I’ve been having an ongoing problem with my PBX making outgoing calls that are clearly not coming from my own phone.
I use exclusively extension 420 for outgoing calls, and I noticed there had been a large number of ongoing calls from extension 100 (which I use for an IVR workaround and nothing else)
I tried a number of solutions to prevent this (it’s remarkable how unintuitive the process is to prevent an extension from making outbound calls!) and eventually just decided the easiest solution was to change the extension number to 99.
This was great for a few days, maybe even a week, but now I’ve noticed my SIP account has been drained yet again and my reports are now showing calls originating from extensions that don’t even exist!

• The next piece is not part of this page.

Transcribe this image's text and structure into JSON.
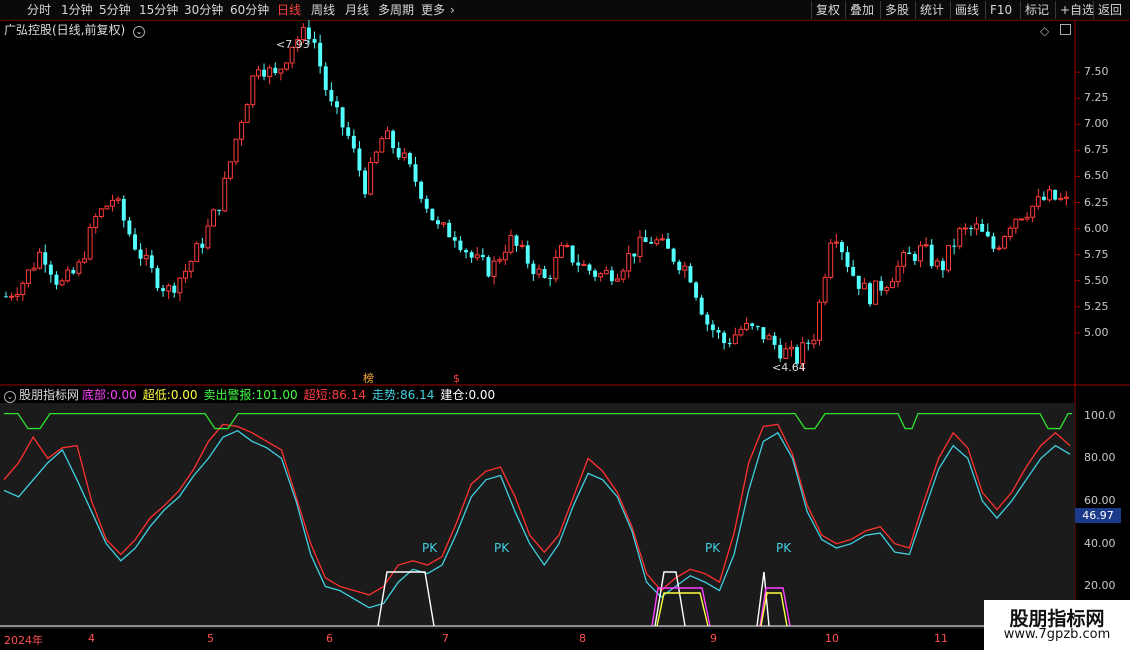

I’ve included the tail end of my reports at the bottom of this post (I’ve replaced my own server’s IP address with <IP_ADDRESS_OF_MY_PBX>), I’m hoping someone can help shed light on this situation.
I have no extension 200, no 501, no 601, and I can’t fathom my a 1-866 number would be able to use MY pbx to call out, but as you can see by the report all of that bad stuff is happening.
How is it that someone is able to make calls through my PBX using extensions that don’t even exist?
More importantly, how can I prevent this from happening any more?
Any help would of course be appreciated in spades!
You hide your IP address from us, but not from the BlackHats One saw you on your IP and then told everyone else that you have an open UDP/5060 port the rest is obvious.
You need to protect yourself with a firewall/IDS to notice and deny access to the knuckle-draggers (remember, these KD’s are a lot cleverer than you ). You say nothing of your deployment some flavors have one or both but many don’t do a good job of setting them up.
Believe me, my intent has always been to stay off any blackhat’s radar
I’m running CentOS 5.5 with IPTABLES and fail2ban
I do notice in my iptables file that UDP 5060 is indeed open. I’ve removed it for this purpose but of course my only way of testing is to wait another few days and see if there’s still any fishy-business going on.
Just to confirm, it’s safe for me to block UDP 5060? (and by “safe” I mean it won’t prevent me from making or receiving any legitimate calls?)
Blocking UDP/5060 universally will stop all external SIP sessions, best way is to change all your connections away from 5060 to prevent drive by’s that means with your VSP also, some will some won’t , if they wont then there will only be a few "networks"that you need allow udp/5060 from.